As Pando has tackled before, Box is the unicorn that Mark Cuban let get away. Cuban was the first investor in the cloud storage company, but pulled his $350,000 from the company when it tacked toward a freemium model, offering customers 1GB of free storage space upfront. As Box prepared for its now in question IPO, Cuban’s decision looked shortsighted.
At this morning’s Southland event Box founder and CEO Aaron Levie reflected on the strange feeling of being a young man and entrepreneur, staring down the billionaire angel investor and owner of the Dallas Mavericks.
Deflecting a question about the guts needed to go toe-to-toe with Cuban in a debate about business in his early 20s, in self-deprecating fashion Levie responded, “I stared down an email from Mark Cuban. You can be way more badass when you’re like 'Noooo!' Type, type, send.”
Levie continued, “It was obviously scary that a billionaire was asking for his money back. While we’re doing this transaction, he would be fined $250,000 for running on the court at an NBA game. He literally needs the money back here, but he’s going to get fined the exact amount.”
“Maybe he needed the money to pay it off,” Levie laughed.

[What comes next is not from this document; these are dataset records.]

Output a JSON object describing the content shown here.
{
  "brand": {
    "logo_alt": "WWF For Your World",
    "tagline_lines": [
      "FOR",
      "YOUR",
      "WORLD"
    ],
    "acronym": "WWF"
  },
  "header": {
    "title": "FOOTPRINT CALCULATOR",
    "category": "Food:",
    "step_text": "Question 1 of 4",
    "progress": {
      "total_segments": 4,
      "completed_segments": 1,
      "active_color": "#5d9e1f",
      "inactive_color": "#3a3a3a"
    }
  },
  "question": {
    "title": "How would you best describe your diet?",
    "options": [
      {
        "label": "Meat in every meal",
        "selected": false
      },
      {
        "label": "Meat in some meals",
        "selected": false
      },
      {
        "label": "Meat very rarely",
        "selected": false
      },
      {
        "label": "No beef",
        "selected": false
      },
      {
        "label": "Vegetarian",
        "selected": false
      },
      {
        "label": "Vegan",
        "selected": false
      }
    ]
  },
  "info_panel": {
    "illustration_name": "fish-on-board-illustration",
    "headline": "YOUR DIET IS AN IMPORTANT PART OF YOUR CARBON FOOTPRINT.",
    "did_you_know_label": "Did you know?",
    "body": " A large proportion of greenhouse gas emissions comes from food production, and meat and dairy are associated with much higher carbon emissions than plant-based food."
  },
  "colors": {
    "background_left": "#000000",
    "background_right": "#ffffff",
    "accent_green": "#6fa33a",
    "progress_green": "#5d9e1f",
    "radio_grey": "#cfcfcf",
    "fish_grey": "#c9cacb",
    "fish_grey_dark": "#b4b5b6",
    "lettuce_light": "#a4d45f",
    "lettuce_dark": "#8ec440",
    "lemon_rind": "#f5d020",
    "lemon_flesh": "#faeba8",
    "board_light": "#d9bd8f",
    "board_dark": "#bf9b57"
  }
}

Responding to jibes that Levie was intimidated by the notorious Shark Tank host, he quipped, “I am so scared. I love you Mark.”
Levie said that in reality it was just a routine disagreement over the direction Box was taking. He saw that Box needed to offer something for free up front, or risked being obliterated by its competition.
“We pitched that and he responded that he had signed up to invest in our business based on our pay only model,” Levie said.
“He’s a smart and savvy investor.”
It was a business decision not taken personally, and Cuban had his reasons for what he did.
“To be fair to Mark Cuban, it wasn’t like, 'You do this and I’m out,'” Levie said.
“He sort of said, if you find other investors for this strategy, I might not be one of them.”
As Box struggles with volatility on the stock market, Levie said that maybe Cuban's early change of heart prepared them for the ups and downs they're battling now.
"I think in some way, Mark Cuban trained us very early on about the volatility of markets – for that we thank him!"